La plantation d’eucalyptus créée par la suite était censée couvrir, au départ, 3 200 hectares. Seuls 704 ha furent plantés en fait, en raison de la résistance des occupants des terres, mais la FIO continua d’essayer pendant toute l’année 1986 d’expulser la population, en faisant appel à la loi mais aussi à la mafia locale. Une autre tactique consista à proposer un « village forestier » : la FIO allouerait à chaque famille un peu moins d’un hectare pour y bâtir une maison et cultiver un morceau de terre. Seules 40 familles, sur les 102 qui habitaient les zones contestées, finirent par y participer.

En 2004, 277 familles touchées par la plantation de la FIO s’assemblèrent pour exiger au gouvernement d’annuler le projet et de céder les terres à la communauté.

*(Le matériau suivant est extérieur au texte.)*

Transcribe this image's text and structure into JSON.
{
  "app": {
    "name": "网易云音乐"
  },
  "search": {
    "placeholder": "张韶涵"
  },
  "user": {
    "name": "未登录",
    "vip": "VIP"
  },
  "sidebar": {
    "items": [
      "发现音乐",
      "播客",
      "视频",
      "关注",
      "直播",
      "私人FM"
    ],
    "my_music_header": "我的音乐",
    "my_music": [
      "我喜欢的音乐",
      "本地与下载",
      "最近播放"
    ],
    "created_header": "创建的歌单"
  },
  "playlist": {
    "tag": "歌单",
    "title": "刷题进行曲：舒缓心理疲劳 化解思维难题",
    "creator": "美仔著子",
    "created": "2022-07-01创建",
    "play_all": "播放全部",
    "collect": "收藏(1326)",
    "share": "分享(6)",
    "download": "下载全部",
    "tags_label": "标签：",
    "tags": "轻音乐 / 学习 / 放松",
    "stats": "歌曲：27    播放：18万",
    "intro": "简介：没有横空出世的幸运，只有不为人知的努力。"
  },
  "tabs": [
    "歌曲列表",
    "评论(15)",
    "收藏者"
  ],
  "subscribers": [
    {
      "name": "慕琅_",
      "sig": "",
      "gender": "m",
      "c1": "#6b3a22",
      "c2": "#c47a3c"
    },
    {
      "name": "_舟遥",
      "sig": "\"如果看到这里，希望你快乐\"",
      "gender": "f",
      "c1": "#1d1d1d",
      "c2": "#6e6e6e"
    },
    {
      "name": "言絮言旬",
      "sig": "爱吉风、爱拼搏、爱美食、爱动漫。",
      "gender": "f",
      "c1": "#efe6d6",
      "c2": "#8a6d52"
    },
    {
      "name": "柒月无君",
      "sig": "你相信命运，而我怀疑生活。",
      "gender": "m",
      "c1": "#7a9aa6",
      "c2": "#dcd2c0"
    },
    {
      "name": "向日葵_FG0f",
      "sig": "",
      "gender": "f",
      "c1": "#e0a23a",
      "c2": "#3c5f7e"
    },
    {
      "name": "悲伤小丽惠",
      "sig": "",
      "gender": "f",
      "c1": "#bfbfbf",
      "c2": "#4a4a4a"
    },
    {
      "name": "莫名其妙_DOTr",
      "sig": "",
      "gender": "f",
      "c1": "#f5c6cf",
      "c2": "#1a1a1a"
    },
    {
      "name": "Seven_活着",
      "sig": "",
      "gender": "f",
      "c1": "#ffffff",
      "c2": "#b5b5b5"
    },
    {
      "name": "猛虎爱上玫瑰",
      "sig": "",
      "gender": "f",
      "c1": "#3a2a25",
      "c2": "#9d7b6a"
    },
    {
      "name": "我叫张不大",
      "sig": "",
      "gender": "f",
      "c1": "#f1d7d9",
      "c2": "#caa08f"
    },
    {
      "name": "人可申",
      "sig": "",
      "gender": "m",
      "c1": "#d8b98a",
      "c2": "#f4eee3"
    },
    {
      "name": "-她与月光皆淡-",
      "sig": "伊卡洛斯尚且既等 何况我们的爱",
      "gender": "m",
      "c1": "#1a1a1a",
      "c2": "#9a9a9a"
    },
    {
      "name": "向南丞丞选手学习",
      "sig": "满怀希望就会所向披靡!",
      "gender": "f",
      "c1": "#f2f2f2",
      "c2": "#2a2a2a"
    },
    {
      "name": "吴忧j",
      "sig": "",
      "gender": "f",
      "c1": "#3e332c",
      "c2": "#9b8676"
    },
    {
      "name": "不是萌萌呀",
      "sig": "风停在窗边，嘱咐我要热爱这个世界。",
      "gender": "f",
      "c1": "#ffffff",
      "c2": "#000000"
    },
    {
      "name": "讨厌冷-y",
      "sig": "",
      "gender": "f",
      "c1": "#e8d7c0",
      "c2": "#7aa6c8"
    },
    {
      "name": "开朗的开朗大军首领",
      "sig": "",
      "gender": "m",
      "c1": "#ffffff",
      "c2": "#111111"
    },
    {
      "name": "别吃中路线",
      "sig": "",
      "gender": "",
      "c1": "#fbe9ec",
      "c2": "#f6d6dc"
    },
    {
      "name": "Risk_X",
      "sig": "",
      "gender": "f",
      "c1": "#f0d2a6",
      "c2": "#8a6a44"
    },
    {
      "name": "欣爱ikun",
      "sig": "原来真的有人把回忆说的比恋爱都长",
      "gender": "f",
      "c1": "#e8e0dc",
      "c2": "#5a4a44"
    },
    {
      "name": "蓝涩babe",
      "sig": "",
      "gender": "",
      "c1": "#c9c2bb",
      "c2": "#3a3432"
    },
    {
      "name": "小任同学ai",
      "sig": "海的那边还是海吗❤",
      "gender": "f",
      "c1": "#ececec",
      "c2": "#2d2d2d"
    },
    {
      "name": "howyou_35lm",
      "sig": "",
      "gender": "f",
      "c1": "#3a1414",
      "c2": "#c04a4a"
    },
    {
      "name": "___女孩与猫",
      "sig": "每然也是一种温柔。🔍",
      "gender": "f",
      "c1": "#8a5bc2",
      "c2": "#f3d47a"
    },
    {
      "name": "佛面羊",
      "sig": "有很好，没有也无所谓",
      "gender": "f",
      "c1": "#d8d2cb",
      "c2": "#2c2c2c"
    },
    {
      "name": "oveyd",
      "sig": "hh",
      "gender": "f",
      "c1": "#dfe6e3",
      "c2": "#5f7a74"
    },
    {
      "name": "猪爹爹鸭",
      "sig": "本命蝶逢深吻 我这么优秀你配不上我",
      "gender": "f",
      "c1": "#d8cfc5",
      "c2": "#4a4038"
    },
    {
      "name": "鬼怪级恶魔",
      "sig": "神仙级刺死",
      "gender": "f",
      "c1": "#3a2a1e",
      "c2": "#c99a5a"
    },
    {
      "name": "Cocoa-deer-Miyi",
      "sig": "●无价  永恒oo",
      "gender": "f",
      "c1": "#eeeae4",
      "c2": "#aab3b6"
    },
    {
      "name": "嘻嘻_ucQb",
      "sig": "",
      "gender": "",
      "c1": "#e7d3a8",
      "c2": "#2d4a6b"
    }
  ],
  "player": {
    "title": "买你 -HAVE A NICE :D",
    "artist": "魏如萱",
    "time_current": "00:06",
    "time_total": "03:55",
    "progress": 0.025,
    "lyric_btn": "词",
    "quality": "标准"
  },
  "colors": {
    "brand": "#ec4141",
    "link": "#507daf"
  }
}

Elles proposèrent au gouvernement de délivrer des titres fonciers à la communauté et d’accepter que celle-ci avait le droit de gérer ses propres terres forestières. Leur proposition prévoyait une petite parcelle pour chaque famille participante, pour y construire une maison et produire des aliments, plus une forêt communautaire, des terres agricoles communales et des terres à usage public ou communautaire. À ce jour, le gouvernement n’a toujours pas répondu.

En 2009, les villageois ont réclamé près de 15 hectares que la FIO avait plantés d’eucalyptus en 2004, pour les affecter à leur propre usage en les reclassant en quatre catégories : la résidence et l’agriculture familiale, les terres communales, la forêt communautaire, et les surfaces destinées à des installations telles que les routes. La FIO réagit en engageant des poursuites contre 31 personnes. Le tribunal décida que les accusés et les membres de leurs familles devaient partir mais, à ce jour, les villageois refusent toujours de respecter cette décision.

En 2014, les militaires thaïlandais prirent le pouvoir et constituèrent le Conseil national pour le maintien de la paix (NPKC). La Politique de réclamation des forêts du NPKC, qui vise à augmenter de 40 % le couvert forestier du pays, fut utilisée par les autorités provinciales de Chaiyaphum pour ordonner aux habitants du village de Bo Kaew, situé dans la zone de la plantation de la FIO, de démanteler leur village dans un délai de 30 jours. Néanmoins, en alléguant que le NPKC s’est engagé à ne pas interférer avec les moyens d’existence des paysans pauvres, les habitants de Bo Kaew ont résisté jusqu’à présent l’ordre d’expulsion.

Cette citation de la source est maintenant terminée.